Life in Nieuwlande itself was fairly safe. The linear community along a canal with numerous smaller drainage branches originally was founded as a peat bog colony but over time had turned to farming and become a homogeneous community. Situated between Hoogeveen and Emmen, Nieuwlande was on the border of several municipalities. A hard-working community, that shared the sense of hospitality and neighbourliness for which all of Drenthe is well-known.

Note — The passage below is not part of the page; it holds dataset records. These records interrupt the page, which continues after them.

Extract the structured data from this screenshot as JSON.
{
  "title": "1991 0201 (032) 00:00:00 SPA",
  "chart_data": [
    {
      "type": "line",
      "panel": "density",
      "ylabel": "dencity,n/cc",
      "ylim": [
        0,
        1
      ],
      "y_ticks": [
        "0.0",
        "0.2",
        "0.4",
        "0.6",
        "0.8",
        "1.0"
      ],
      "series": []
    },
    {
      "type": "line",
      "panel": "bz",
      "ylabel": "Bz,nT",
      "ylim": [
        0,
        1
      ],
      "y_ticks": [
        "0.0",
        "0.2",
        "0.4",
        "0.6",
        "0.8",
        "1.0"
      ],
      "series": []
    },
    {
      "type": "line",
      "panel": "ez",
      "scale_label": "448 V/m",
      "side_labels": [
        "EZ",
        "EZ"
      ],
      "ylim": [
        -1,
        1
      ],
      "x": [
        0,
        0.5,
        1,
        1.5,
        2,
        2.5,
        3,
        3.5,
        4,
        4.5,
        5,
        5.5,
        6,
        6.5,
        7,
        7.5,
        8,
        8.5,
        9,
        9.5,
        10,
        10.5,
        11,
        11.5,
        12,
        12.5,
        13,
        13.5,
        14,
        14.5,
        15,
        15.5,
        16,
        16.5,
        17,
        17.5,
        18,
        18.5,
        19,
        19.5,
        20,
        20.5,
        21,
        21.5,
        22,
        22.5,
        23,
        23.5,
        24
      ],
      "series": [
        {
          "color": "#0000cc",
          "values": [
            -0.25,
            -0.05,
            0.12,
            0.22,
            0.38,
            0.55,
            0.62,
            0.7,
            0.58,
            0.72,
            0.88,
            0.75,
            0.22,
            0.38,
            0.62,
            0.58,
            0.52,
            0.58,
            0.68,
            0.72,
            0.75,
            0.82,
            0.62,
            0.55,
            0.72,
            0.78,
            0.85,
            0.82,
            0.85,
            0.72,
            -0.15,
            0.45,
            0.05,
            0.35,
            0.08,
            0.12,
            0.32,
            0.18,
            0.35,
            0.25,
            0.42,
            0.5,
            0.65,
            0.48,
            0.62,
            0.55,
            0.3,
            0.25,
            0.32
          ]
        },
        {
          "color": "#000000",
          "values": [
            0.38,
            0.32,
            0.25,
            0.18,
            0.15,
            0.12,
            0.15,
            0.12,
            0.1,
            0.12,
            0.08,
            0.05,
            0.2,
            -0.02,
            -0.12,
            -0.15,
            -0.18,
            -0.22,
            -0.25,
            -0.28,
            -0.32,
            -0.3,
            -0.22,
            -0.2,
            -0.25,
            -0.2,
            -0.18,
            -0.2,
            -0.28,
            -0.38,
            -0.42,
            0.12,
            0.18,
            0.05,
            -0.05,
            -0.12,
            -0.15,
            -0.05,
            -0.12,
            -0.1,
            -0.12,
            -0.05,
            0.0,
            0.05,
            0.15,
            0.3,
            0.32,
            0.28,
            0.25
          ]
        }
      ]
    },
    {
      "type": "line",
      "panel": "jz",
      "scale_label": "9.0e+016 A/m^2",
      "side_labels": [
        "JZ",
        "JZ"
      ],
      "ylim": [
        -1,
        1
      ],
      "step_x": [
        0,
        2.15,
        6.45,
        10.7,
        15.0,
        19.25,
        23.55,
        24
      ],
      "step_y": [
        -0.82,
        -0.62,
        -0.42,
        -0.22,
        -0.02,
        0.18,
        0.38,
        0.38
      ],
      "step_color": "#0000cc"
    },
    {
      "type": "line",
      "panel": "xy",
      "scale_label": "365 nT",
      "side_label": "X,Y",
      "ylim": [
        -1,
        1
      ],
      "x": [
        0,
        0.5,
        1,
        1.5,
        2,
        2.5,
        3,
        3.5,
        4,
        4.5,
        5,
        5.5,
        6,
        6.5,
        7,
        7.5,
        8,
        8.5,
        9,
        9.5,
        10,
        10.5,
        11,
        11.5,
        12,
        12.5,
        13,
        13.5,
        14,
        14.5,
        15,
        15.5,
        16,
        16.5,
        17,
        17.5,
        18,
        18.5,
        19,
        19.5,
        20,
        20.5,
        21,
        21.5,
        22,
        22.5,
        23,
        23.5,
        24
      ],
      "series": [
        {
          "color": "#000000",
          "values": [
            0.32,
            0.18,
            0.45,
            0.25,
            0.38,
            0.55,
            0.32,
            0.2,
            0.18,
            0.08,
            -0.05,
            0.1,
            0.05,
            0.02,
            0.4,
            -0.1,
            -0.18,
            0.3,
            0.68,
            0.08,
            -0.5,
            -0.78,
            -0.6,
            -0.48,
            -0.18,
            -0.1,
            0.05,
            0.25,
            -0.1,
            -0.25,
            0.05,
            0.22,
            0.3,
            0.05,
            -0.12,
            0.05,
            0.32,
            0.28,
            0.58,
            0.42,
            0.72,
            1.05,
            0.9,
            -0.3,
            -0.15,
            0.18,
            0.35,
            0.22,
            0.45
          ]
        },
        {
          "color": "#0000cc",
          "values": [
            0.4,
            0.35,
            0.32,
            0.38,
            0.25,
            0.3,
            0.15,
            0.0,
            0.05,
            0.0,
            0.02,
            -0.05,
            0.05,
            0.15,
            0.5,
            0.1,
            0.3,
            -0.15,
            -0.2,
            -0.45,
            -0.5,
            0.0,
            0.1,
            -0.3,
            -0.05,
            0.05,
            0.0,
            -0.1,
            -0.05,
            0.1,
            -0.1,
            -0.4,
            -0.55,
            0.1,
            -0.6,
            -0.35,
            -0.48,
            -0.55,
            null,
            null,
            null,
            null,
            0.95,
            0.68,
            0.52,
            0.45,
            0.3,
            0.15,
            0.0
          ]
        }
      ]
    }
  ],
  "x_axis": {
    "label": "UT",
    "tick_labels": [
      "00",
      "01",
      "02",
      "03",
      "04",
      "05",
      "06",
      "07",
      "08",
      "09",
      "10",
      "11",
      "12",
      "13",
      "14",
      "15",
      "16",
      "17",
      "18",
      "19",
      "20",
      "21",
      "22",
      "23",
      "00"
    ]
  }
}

Another key figure in Nieuwlande’s resistance history was Albert Nijwening, who on his heavy-duty bicycle delivered bread in a wide area which also included Nieuwlande and another strong resistance community Hollandscheveld. Nijwening who by then lived in Hoogeveen was asked by Post if he knew suitable hiding places, at first for men who refused labour conscription in Germany to replace those who were called up for the German army. Soon, Nijwening was also finding homes for a growing number of Jews. Getting people to agree to take in strangers meant they had to come to terms with their fear of getting caught, but once the decision had been made it usually was not difficult to get people to take in additional people. At some addresses as many as ten people were living out of sight. Nijwening’s bread delivery route gave him a very good cover for his resistance work.

Tongue-tied

In addition to building elaborate hide-outs in homes and barns - double walls, secret entrances, etc. - just in case of unwelcome inspections by Nazi collaborators and Germans, Nieuwlande took quite a few precautions to slow down surprise raids or dragnet campaigns. Often these would occur at night, during curfew from dusk to dawn. Many farms only were accessible by a private bridge across the waterways prompting the families to turn the bridge sideways at night or when danger loomed. Additionally, they removed all the house numbers, creating more confusion to unwelcome strangers. Nieuwlande’s hospitality certainly had its limits.

Remarkably, the village largely was left alone until mid 1944; only a few places had been raided and arrests made. In comparison with other places, where loose talk by otherwise supportive people put collaborators on the trail of resistance groups, Nieuwlanders guarded their secrets well. They were severely put to the test when Nazi-henchmen Pattist and Hoogendam led raids on suspected hiding places over a wide area, causing a reign of terror.